Analysis

Curtis Yarvin about Republika Srpska

Curtis Yarvin about Republika Srpska

Curtis Yarvin is an American political thinker, essayist, and software engineer known for his concept of the ‘Cathedral,’ his description of the modern West’s informal nexus of media, academia, and bureaucracy. Writing under the name Mencius Moldbug in the 2000s, he became one of the formative voices of the neoreactionary or postliberal movement. Combining historical erudition with irony and intellectual independence, Yarvin argues that Western democracy has ossified into a managerial order and that genuine renewal requires a return to first principles of authority and legitimacy.

In the following section, we present an excerpt from his interview with Filip Gašpar, including his answers to questions concerning the situation in Bosnia and Herzegovina and the Republic of Srpska. The full interview by its title “Storming the Cathedral” can be found on the website – The European Conservative.

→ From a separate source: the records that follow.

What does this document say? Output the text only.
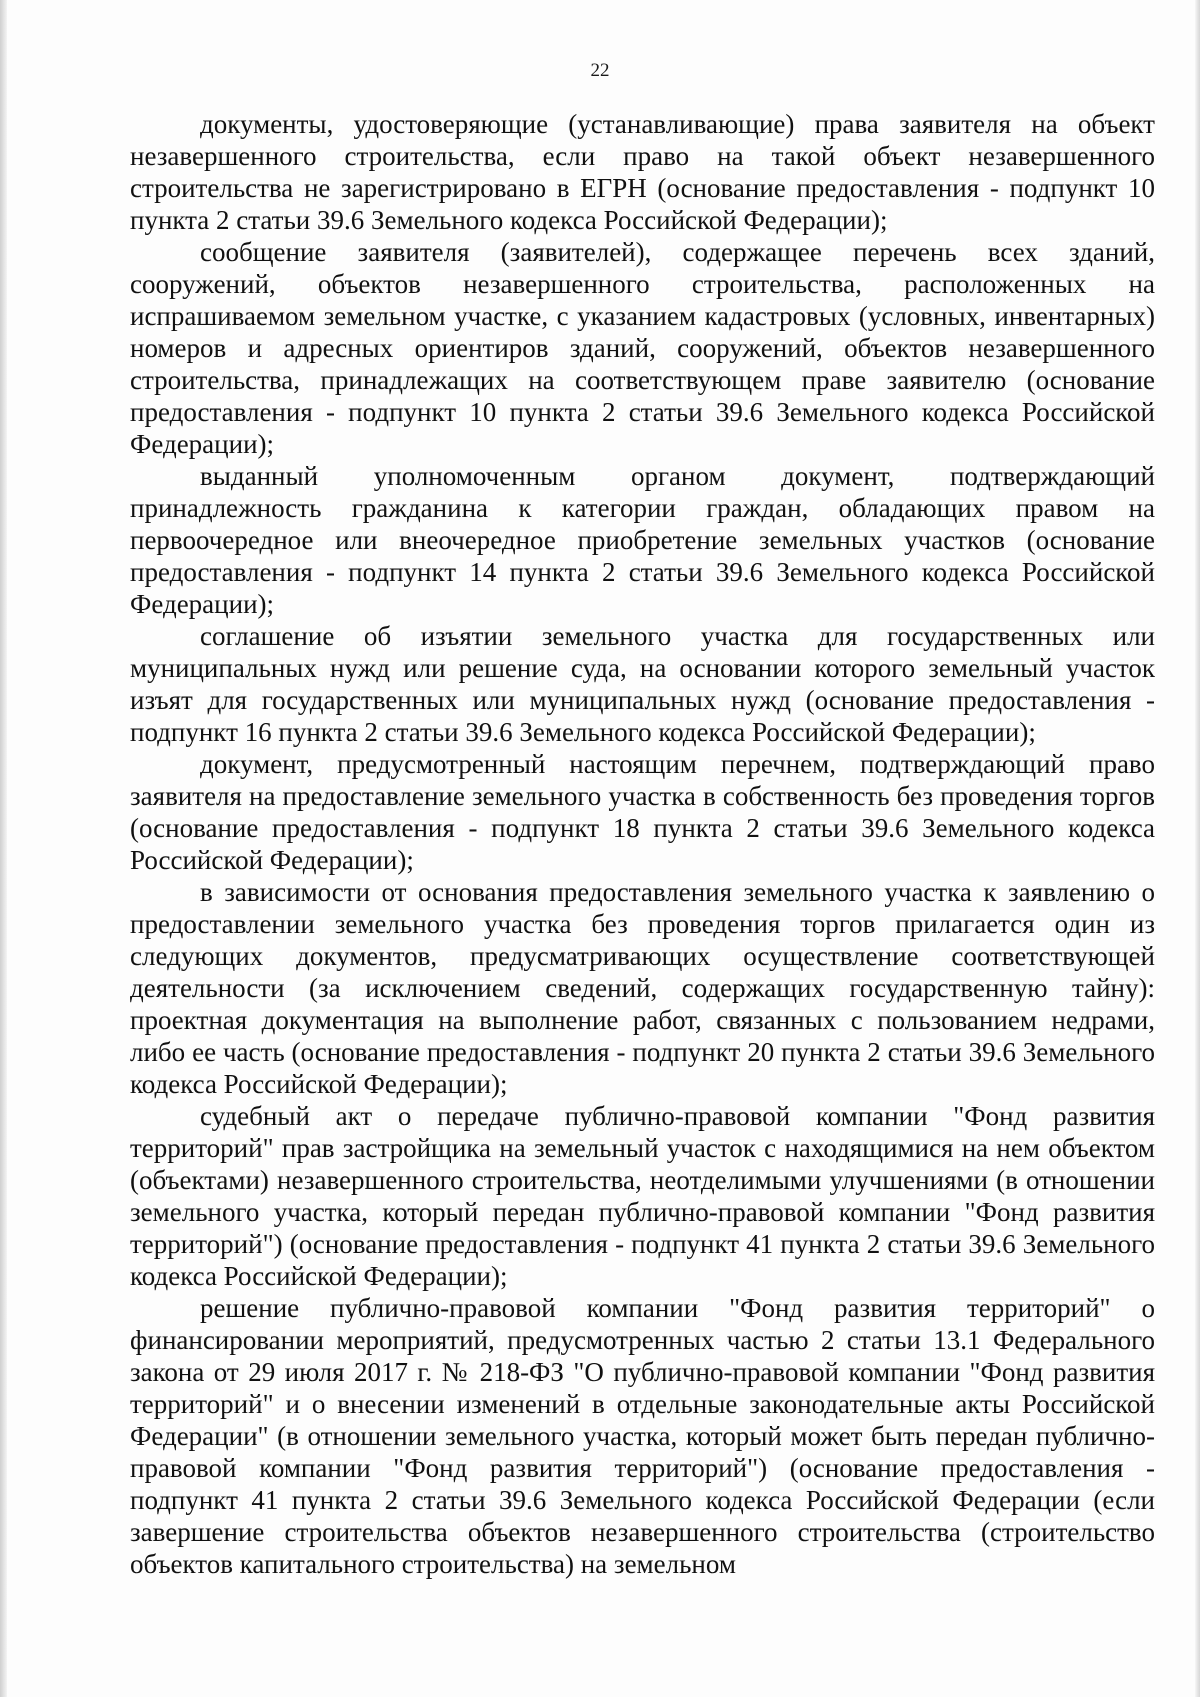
22

документы, удостоверяющие (устанавливающие) права заявителя на объект незавершенного строительства, если право на такой объект незавершенного строительства не зарегистрировано в ЕГРН (основание предоставления - подпункт 10 пункта 2 статьи 39.6 Земельного кодекса Российской Федерации);

сообщение заявителя (заявителей), содержащее перечень всех зданий, сооружений, объектов незавершенного строительства, расположенных на испрашиваемом земельном участке, с указанием кадастровых (условных, инвентарных) номеров и адресных ориентиров зданий, сооружений, объектов незавершенного строительства, принадлежащих на соответствующем праве заявителю (основание предоставления - подпункт 10 пункта 2 статьи 39.6 Земельного кодекса Российской Федерации);

выданный уполномоченным органом документ, подтверждающий принадлежность гражданина к категории граждан, обладающих правом на первоочередное или внеочередное приобретение земельных участков (основание предоставления - подпункт 14 пункта 2 статьи 39.6 Земельного кодекса Российской Федерации);

соглашение об изъятии земельного участка для государственных или муниципальных нужд или решение суда, на основании которого земельный участок изъят для государственных или муниципальных нужд (основание предоставления - подпункт 16 пункта 2 статьи 39.6 Земельного кодекса Российской Федерации);

документ, предусмотренный настоящим перечнем, подтверждающий право заявителя на предоставление земельного участка в собственность без проведения торгов (основание предоставления - подпункт 18 пункта 2 статьи 39.6 Земельного кодекса Российской Федерации);

в зависимости от основания предоставления земельного участка к заявлению о предоставлении земельного участка без проведения торгов прилагается один из следующих документов, предусматривающих осуществление соответствующей деятельности (за исключением сведений, содержащих государственную тайну): проектная документация на выполнение работ, связанных с пользованием недрами, либо ее часть (основание предоставления - подпункт 20 пункта 2 статьи 39.6 Земельного кодекса Российской Федерации);

судебный акт о передаче публично-правовой компании "Фонд развития территорий" прав застройщика на земельный участок с находящимися на нем объектом (объектами) незавершенного строительства, неотделимыми улучшениями (в отношении земельного участка, который передан публично-правовой компании "Фонд развития территорий") (основание предоставления - подпункт 41 пункта 2 статьи 39.6 Земельного кодекса Российской Федерации);

решение публично-правовой компании "Фонд развития территорий" о финансировании мероприятий, предусмотренных частью 2 статьи 13.1 Федерального закона от 29 июля 2017 г. № 218-ФЗ "О публично-правовой компании "Фонд развития территорий" и о внесении изменений в отдельные законодательные акты Российской Федерации" (в отношении земельного участка, который может быть передан публично-правовой компании "Фонд развития территорий") (основание предоставления - подпункт 41 пункта 2 статьи 39.6 Земельного кодекса Российской Федерации (если завершение строительства объектов незавершенного строительства (строительство объектов капитального строительства) на земельном
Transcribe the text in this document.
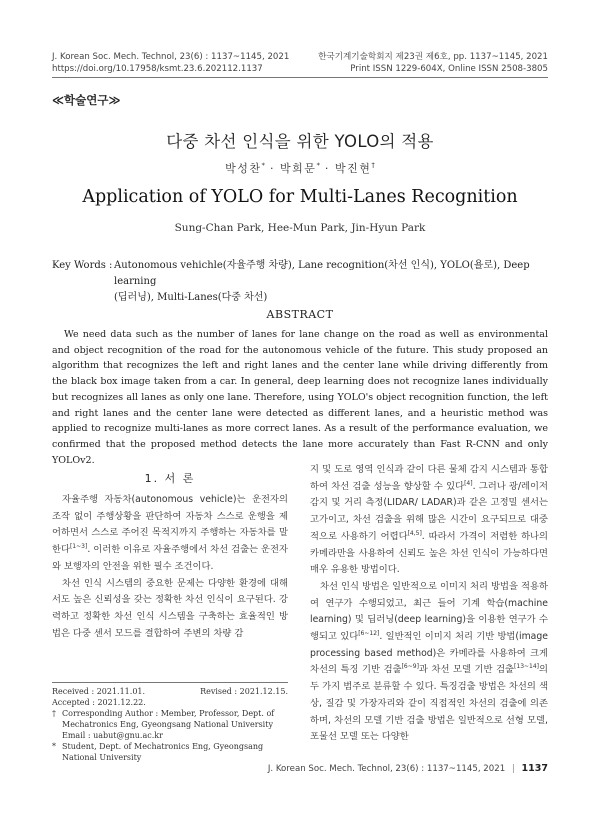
J. Korean Soc. Mech. Technol, 23(6) : 1137~1145, 2021
https://doi.org/10.17958/ksmt.23.6.202112.1137
한국기계기술학회지 제23권 제6호, pp. 1137~1145, 2021
Print ISSN 1229-604X, Online ISSN 2508-3805
≪학술연구≫
다중 차선 인식을 위한 YOLO의 적용
박성찬* · 박희문* · 박진현†
Application of YOLO for Multi-Lanes Recognition
Sung-Chan Park, Hee-Mun Park, Jin-Hyun Park
Key Words : Autonomous vehichle(자율주행 차량), Lane recognition(차선 인식), YOLO(욜로), Deep learning
(딥러닝), Multi-Lanes(다중 차선)
ABSTRACT

We need data such as the number of lanes for lane change on the road as well as environmental and object recognition of the road for the autonomous vehicle of the future. This study proposed an algorithm that recognizes the left and right lanes and the center lane while driving differently from the black box image taken from a car. In general, deep learning does not recognize lanes individually but recognizes all lanes as only one lane. Therefore, using YOLO's object recognition function, the left and right lanes and the center lane were detected as different lanes, and a heuristic method was applied to recognize multi-lanes as more correct lanes. As a result of the performance evaluation, we confirmed that the proposed method detects the lane more accurately than Fast R-CNN and only YOLOv2.

1. 서 론

자율주행 자동차(autonomous vehicle)는 운전자의 조작 없이 주행상황을 판단하여 자동차 스스로 운행을 제어하면서 스스로 주어진 목적지까지 주행하는 자동차를 말한다[1~3]. 이러한 이유로 자율주행에서 차선 검출는 운전자와 보행자의 안전을 위한 필수 조건이다.

차선 인식 시스템의 중요한 문제는 다양한 환경에 대해서도 높은 신뢰성을 갖는 정확한 차선 인식이 요구된다. 강력하고 정확한 차선 인식 시스템을 구축하는 효율적인 방법은 다중 센서 모드를 결합하여 주변의 차량 감

Received : 2021.11.01.	Revised : 2021.12.15.
Accepted : 2021.12.22.
† Corresponding Author : Member, Professor, Dept. of Mechatronics Eng, Gyeongsang National University
Email : uabut@gnu.ac.kr
* Student, Dept. of Mechatronics Eng, Gyeongsang National University

지 및 도로 영역 인식과 같이 다른 물체 감지 시스템과 통합하여 차선 검출 성능을 향상할 수 있다[4]. 그러나 광/레이저 감지 및 거리 측정(LIDAR/ LADAR)과 같은 고정밀 센서는 고가이고, 차선 검출을 위해 많은 시간이 요구되므로 대중적으로 사용하기 어렵다[4,5]. 따라서 가격이 저렴한 하나의 카메라만을 사용하여 신뢰도 높은 차선 인식이 가능하다면 매우 유용한 방법이다.

차선 인식 방법은 일반적으로 이미지 처리 방법을 적용하여 연구가 수행되었고, 최근 들어 기계 학습(machine learning) 및 딥러닝(deep learning)을 이용한 연구가 수행되고 있다[6~12]. 일반적인 이미지 처리 기반 방법(image processing based method)은 카메라를 사용하여 크게 차선의 특징 기반 검출[6~9]과 차선 모델 기반 검출[13~14]의 두 가지 범주로 분류할 수 있다. 특징검출 방법은 차선의 색상, 질감 및 가장자리와 같이 직접적인 차선의 검출에 의존하며, 차선의 모델 기반 검출 방법은 일반적으로 선형 모델, 포물선 모델 또는 다양한

J. Korean Soc. Mech. Technol, 23(6) : 1137~1145, 2021 | 1137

When you spoke in Banja Luka in June of 2025, the atmosphere was tense, but still marked by a kind of resilient dignity. Since then, the elected president of Republika Srpska [Milorad Dodik] has been sentenced to prison—not for breaking any BiH law, but for defying a decree by the High Representative, a foreign official without democratic legitimacy. What did you learn from your time in Republika Srpska—and what do small nations like this reveal about political survival in a world shaped by abstract norms and imperial habits? [Editor’s note: Dodik’s sentence was later converted to a fine. In October, the Trump administration lifted all U.S. sanctions against Dodik, members of his cabinet, and senior officials of the government.]

The ghosts of the 20th century are still barely alive in Bosnia. But everywhere, the political energy has dropped by orders of magnitude. Doubtless even the violence in Yugoslavia in the 1990s seemed casual and desultory by the standards of the 1940s. Both the energy of hegemony, and the energy of independence, are historically feeble today—but they remain, somehow, evenly matched.

The essence of 21st-century politics is that almost no one cares almost at all about almost anything at all. This depoliticization allows the ultimate debasement of nations: population replacement. No student of 19th-century democracy could understand how cavalierly the 21st-century electorates have permitted replacement migration by unrelated populations—especially in countries like Ireland, where this humiliation is the inevitable, yet puzzling, culmination of a quarter-millennium of proud Irish nationalism.

The definitive objective question of a nation’s status in this degringolade is the ‘McDonald’s test’—are food service workers natives of the country, or imported helots? Once the switch to a helot economy is complete, nationalism is impossible. How much political energy does it take to resist this? Not much—but not much is available.

Curtis Yarvin in Banja Luka with Željka Cvijanović, a Serb member of Presidency of BiH.
The High Representative’s powers over Bosnia and Herzegovina—including Republika Srpska—have been called a legal ghost from the 1990s. He can remove elected leaders, impose laws, and now even trigger prison sentences—without ever facing a vote. You’ve described this model as a “post-imperial anachronism.” What does it reveal about the Western system’s deeper assumptions—about legitimacy, sovereignty, and the right to rule?

The end of the old European order was the extension of English colonial ideas, not just the classic imperialism of trade and domination, but the missionary imperialism of soft power and human rights, to the Western world itself. It should not be forgotten that Kipling’s “Lesser breeds, without the law” were the Germans, and there are plenty of echoes of colonialism in a document like JCS 1067, the Allied directive for the occupation of Germany.

In a way, Europe was the last place where these elements of hard power were acceptable. When the EU received a colonial mandate to rule over the white savages of Bosnia, it seemed almost natural. No one would try this with Irishmen, who are really persons of color, but Serbs? It seemed like a good idea at the time.

But the test of a legacy system is always whether, if it did not exist, anyone would invent it. And clearly, by this standard, the last remnants of European colonialism in Europe feel like an anachronism.